500k is a lot imo as it's quite a tiny not posh house - just happens to be on the edge of a village I'd love to live in.
If I had that much cash lying about to buy a house with I've got a couple of others lined up anyway
Poppy - check with local council that the agricultural occupancy restriction actually exists. About 5 yrs ago I dealt with a case where the owners of a property claimed in good faith that their house had an AOR. I spoke to relevant council official who said no such restriction was attached to that property. Owners were quite happy that their home had increased in value.
Absolutely!
That said large plots have been plagued with uplift clauses recently making any devlopement, even without change of use, very difficult. I'm trying to return to my training in land based work/rural enterprise now I have a husband who can pay the bills, :rolleyes: and looking for 'reasonable' acrages where we can put up agricultural buildings to house stock etc and would hope in the future to build a house (with or without AOC
It is a little more than just a few pigs they would have to satisfy the Ag.Dev. officer of local County Council with their ag. plan.
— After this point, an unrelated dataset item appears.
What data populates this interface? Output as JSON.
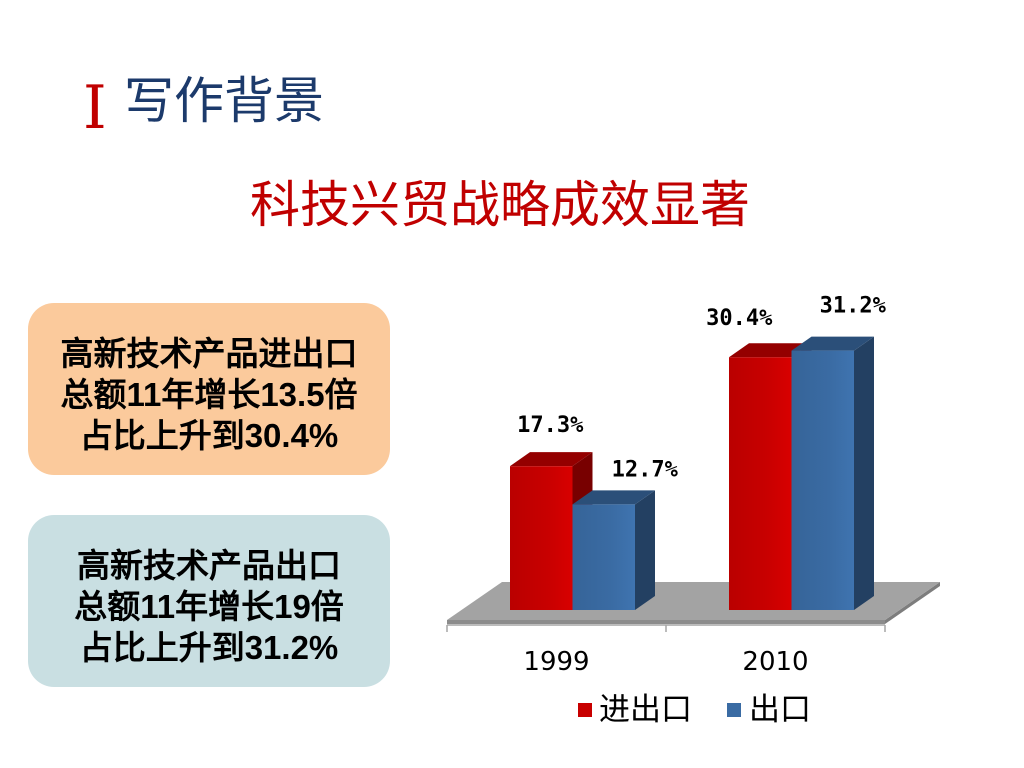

I owned one that I paid cash for and it was 30/40% cheaper however solc., always warn clients about finance etc., and it took me 170 viewings over four and a half years and 13 contracts to sell it.
It's quite possible to buy a property with an AOC if, say, one partner works in agriculture e.g. a farm worker in the area and the other happens to "work in the City". The City worker could get the mortgage on his/her income and the partner, the farm worker, would satisfy the AOC. I think the AOC "passes" to dependants too, so if the breadwinner is not an agricultural worker, but their partner is - if the partner dies the non-agricultural worker is not turfed out the property.
To satisfy the AOC, I believe the person has to work in agriculture (or forestry) within a certain radius of the property (three miles, springs to mind).
So, my understanding is that to purchase the property at least one party has to work in agriculture, but that it's not necessary for their job/income to come from working the land to which the AOC is attached.